I have a dynamic .txt file that contains job advertisements which follow specific pattern. The pattern is as follows “Company Name has a vacancy for the occupation of DRIVER , suitably qualified applicants can contact 1717171717 or CompanyNAme@GMAIL.COM ”. Company Name and all other bold details is different in each line, and each advertisement ENDS with an email. The .txt files contains a continues text without break lines or delimiters. I need to break each single advertisement after every email address, and output the results in XLS file.
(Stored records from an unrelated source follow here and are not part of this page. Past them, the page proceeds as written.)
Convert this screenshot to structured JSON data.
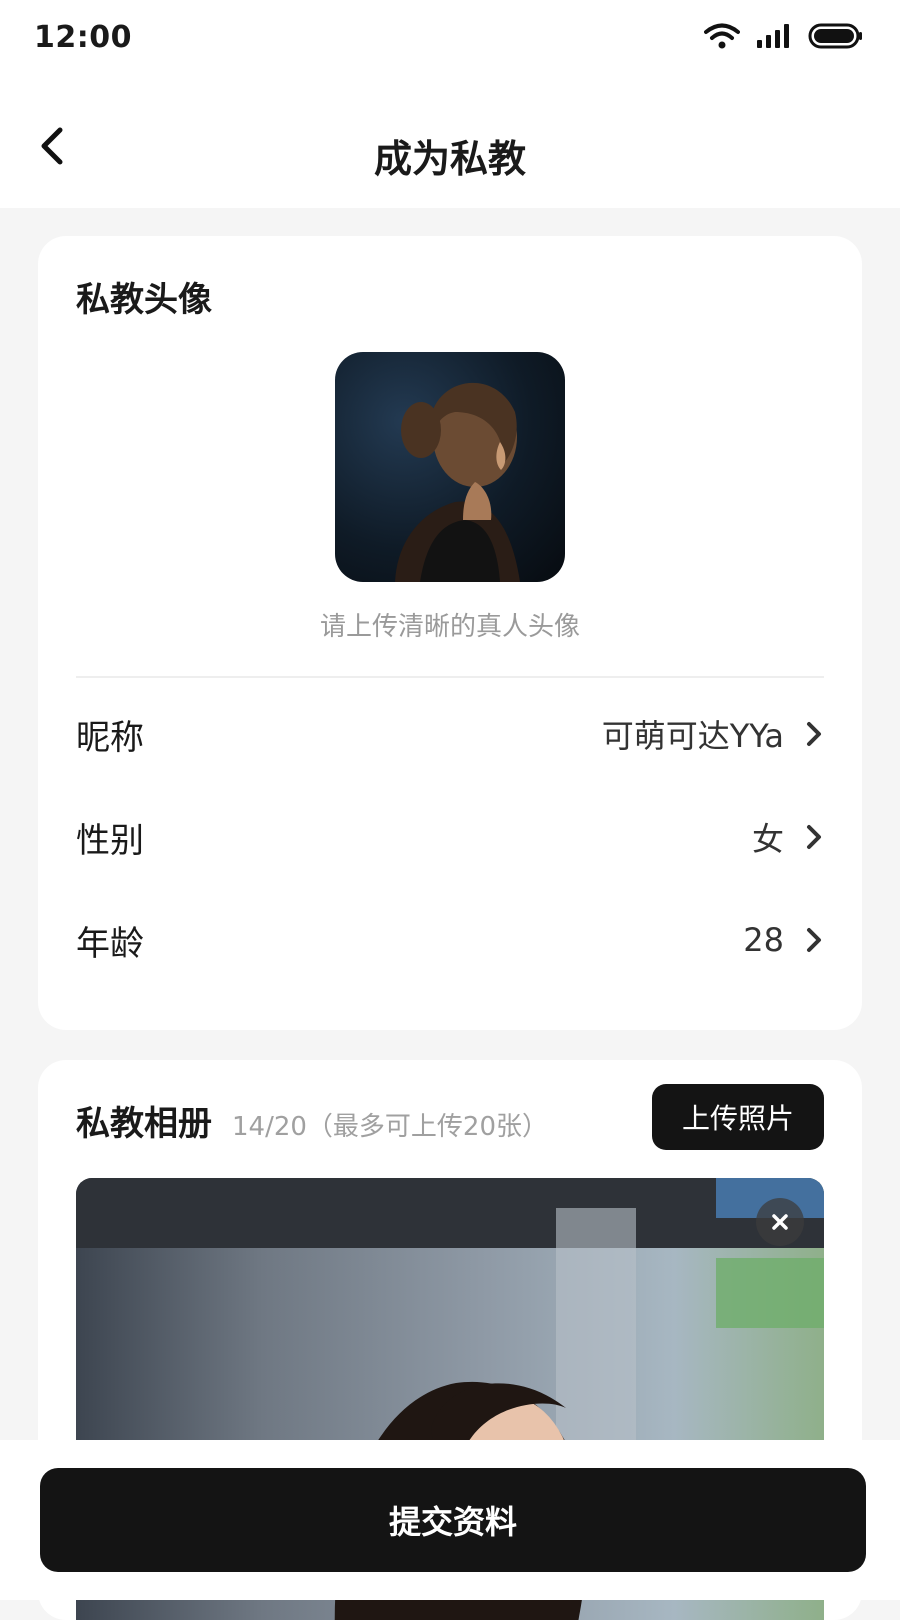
{
  "status_bar": {
    "time": "12:00"
  },
  "header": {
    "title": "成为私教"
  },
  "avatar_section": {
    "title": "私教头像",
    "hint": "请上传清晰的真人头像"
  },
  "profile_rows": [
    {
      "label": "昵称",
      "value": "可萌可达YYa"
    },
    {
      "label": "性别",
      "value": "女"
    },
    {
      "label": "年龄",
      "value": "28"
    }
  ],
  "album_section": {
    "title": "私教相册",
    "count_text": "14/20（最多可上传20张）",
    "upload_label": "上传照片"
  },
  "footer": {
    "submit_label": "提交资料"
  },
  "colors": {
    "primary_button": "#141414",
    "page_bg": "#f5f5f5",
    "card_bg": "#ffffff"
  }
}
Anyone can help please?
jobs-test.txt (22.2 KB)
Hi @Anwar_Mirza
Please try below and see if this helps.
Let’s say your string is in variable “jobs” and Arr is an array of strings.
Arr= Jobs.split(“.com”)
Then You can loop through array and refer to each of the values. You may have to concatenate the .com in the end
When i observe your text, some emails contains .COM and .com, in this fi we want to ignore the case and split accordingly after .com irrespective of case. for this you can use below regex
System.Text.RegularExpressions.Regex.Matches(strValue, “.*?[\w.]+@[\w.]+”, System.Text.RegularExpressions.RegexOptions.IgnoreCase)
I will give a sample flow snap, you can build along with that
lstvar type should MatchCollection
Output in Excel
Please mark it as solution if you find it helpful!!
Happy Automation!!
you can use this to get all the values
System.Text.RegularExpressions.Regex.Split(str,"(?<=\.com)\s*",System.Text.RegularExpressions.RegexOptions.IgnoreCase).ToArray this will give you array of strings which each item represents one part
cheers
Hi Anwar,
To split the text, use below expression and store it in matchescollection
System.Text.RegularExpressions.Regex.Matches(
strInput,
“([a-zA-Z0-9.%±]+@[a-zA-Z0-9.-]+.[a-zA-Z]{2,})\s+(.*?)(?=[a-zA-Z0-9.%±]+@[a-zA-Z0-9.-]+.[a-zA-Z]{2,}|\z)”,
System.Text.RegularExpressions.RegexOptions.Singleline
)
Use it inside for each
new string(){ item.Groups(2).Value.Trim + Environment.NewLine + item.Groups(1).Value }
Then You can loop through the collection and add it to data table then write in excel
Thank you all for sharing your knowledge, I will test all of them and share the results. Although majority of emails ends with .com, but I do have emails ending with .bh, .au, .sa and so forth. I will see what I can do about this, and appreciate if you can share your thoughts about it also.
System.Text.RegularExpressions.Regex.Matches(strValue, “.*?[\w.]+@[\w.]+”, System.Text.RegularExpressions.RegexOptions.IgnoreCase)
This pattern will work for all of your scenarios, just give a try and see, whether it is working or not.
here we are referring the @ symbol, so it can be anything .com, .ah, .in anything it can be even it will works
Thank you, I just tested it and it is working fine however I struggled with quite few cases where there is a space in the email address itself which causes the line to break in a wrong place. Is there a way to trim these wrongly made spaces from the string?
Thanks @sonaliaggarwal47 however this will only work with emails ending with.COM, other emails ending .in for instance will not be captured.
Thanks @Anil_G but this will only capture emails ending with .com, other emails will not be captured.
Can you show me example, at what scenario you are getting error
Hi @Anwar_Mirza
In that case, use below syntax:
Arr = str.Split({“.com”,“.bh”,“.au”,“.sa”},stringSplitOptions.None)
if there can be any more like .in etc simply, add in the list above and it should work.
Can you give a try with below syntax and see
System.Text.RegularExpressions.Regex.Matches(strValue, “.?[\w\s.]+@\s[\w\s.]+.\s*\w+”, System.Text.RegularExpressions.RegexOptions.IgnoreCase)
Thanks I will try it first thing tomorrow and let you know. Thank you so much @sonaliaggarwal47
Mainly .bh, .au, .in, .org, .net, and .sa. I think I will define this as a variable in the project and update it each time something new pops up.
Try with below pattern, this was giving the correct output
System.Text.RegularExpressions.Regex.Matches(strValue, “.?(?:[\w.-]+@\s[\w.-]+\s*.\s*\w+)”, System.Text.RegularExpressions.RegexOptions.IgnoreCase)
Happy Automation!!
you can use like this,this is more generic to get all types
System.Text.RegularExpressions.Regex.Split(str,"(?<=\.[A-Za-z]{2,3})\s+",System.Text.RegularExpressions.RegexOptions.IgnoreCase).ToArray
cheers